Configuration Sketch
import { createMemoryBrain, SQLiteBrainStore } from 'octoflow-brain';
const brain = createMemoryBrain({
store: new SQLiteBrainStore({
path: '.octoflow/brain.sqlite',
maxReplayQueueLength: 10_000,
}),
promoteThreshold: 0.7,
hunchThreshold: 0.45,
weights: {
importance: 0.35,
novelty: 0.2,
reuse: 0.2,
outcome: 0.15,
confidence: 0.1,
},
});The full option surface lives in MemoryBrainOptions. See docs/brain-production.md for the production checklist, error catalog, and the canonical option reference.
Layer Stack
| Layer | Purpose | Notes |
| -------------------------------------- | ----------------------------------- | ---------------------------------------------------------------------------------------------- |
| lexicalLayer() | Declares lexical recall capability. | Core recall already performs keyword/Bloom matching; the layer is a visible capability marker. |
| vectorLayer({ embedder }) | Declares vector recall capability. | Pass the same embedder to createMemoryBrain({ embedder }); the marker alone does not embed. |
| contextualChunkingLayer({ context }) | Adds stable context before storage. | Preserves original text in metadata.originalText. |
| mmrLayer() | Diversifies recall results. | Applies MMR after recall to reduce near-duplicate results. |
| productionSafetyLayer() | Hardens production memory. | Redacts/rejects sensitive data, requires scope IDs, and downgrades weak external evidence. |
| createRerankerLayer() | Custom post-recall ranking. | Use for domain rerankers, recency boosts, or business-specific priority. |
Presets
Every preset starts with lexical.
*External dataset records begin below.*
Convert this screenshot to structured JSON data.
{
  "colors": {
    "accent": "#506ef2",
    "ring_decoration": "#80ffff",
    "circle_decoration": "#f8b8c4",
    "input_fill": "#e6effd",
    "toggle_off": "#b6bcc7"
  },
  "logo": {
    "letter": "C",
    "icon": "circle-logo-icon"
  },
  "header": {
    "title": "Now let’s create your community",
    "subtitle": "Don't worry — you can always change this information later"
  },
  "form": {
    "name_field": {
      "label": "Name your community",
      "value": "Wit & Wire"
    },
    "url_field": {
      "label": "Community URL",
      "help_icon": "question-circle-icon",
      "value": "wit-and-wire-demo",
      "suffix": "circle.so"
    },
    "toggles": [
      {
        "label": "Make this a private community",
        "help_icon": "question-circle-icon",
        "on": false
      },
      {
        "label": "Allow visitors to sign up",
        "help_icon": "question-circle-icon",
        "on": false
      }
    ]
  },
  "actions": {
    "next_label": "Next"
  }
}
The vector layer is added on any preset whenever you pass an embedder in the preset options — it is not gated by preset name. The differences between presets are the additional layers and the replay budget:
| Preset | Use case | Adds on top of lexical + (optional) vector |
| ------------ | --------------------------------------- | -------------------------------------------------------------------------------------------------------------- |
| local | Tests, demos, ephemeral brains. | Nothing. No storage requirement. |
| hybrid | Single-process app with on-disk SQLite. | Nothing extra — just a sane storage default. |
| quality | Tuned for recall quality. | contextual-chunking (when context is provided) and mmr (unless mmr: false). |
| production | Multi-tenant deployments. | Everything quality adds, plus production-safety and a replay budget biased toward failures (fails: 0.6). |
All non-local presets require either a sqlitePath or skipStorage: true (when storage is configured separately). These presets apply to local/OOTB MemoryBrain; remote shared brains should expose equivalent behavior in the service implementation.
Learn More
../../docs/brain.md- full cognitive memory guide.../../docs/configuration.md- enabling brain-backed memory from config.../octoflow-examples/src/brain- runnable memory examples.../octoflow-protocols- memory contract types.
Validate
npm run -w octoflow-brain lint
npm run -w octoflow-brain typecheck
npm run -w octoflow-brain test
npm run -w octoflow-brain pack:smokeSQLite-backed tests must stay isolated from real user databases. Prefer :memory: for behavior tests; use createSqliteTestPath() from src/__tests__/test-fixtures.ts when a test must verify file-backed persistence or migrations. External vector and embedder adapters should be tested with injected fetch fixtures rather than live Qdrant, Chroma, Ollama, or hosted embedding services.
Status
The npm package is versioned as 1.0.0, but the memory policies, scoring heuristics, and production presets are still marked beta while real-world recall patterns settle. Pin exact versions, run the package benchmarks against your own corpus, and read ../../CHANGELOG.md before depending on it in production.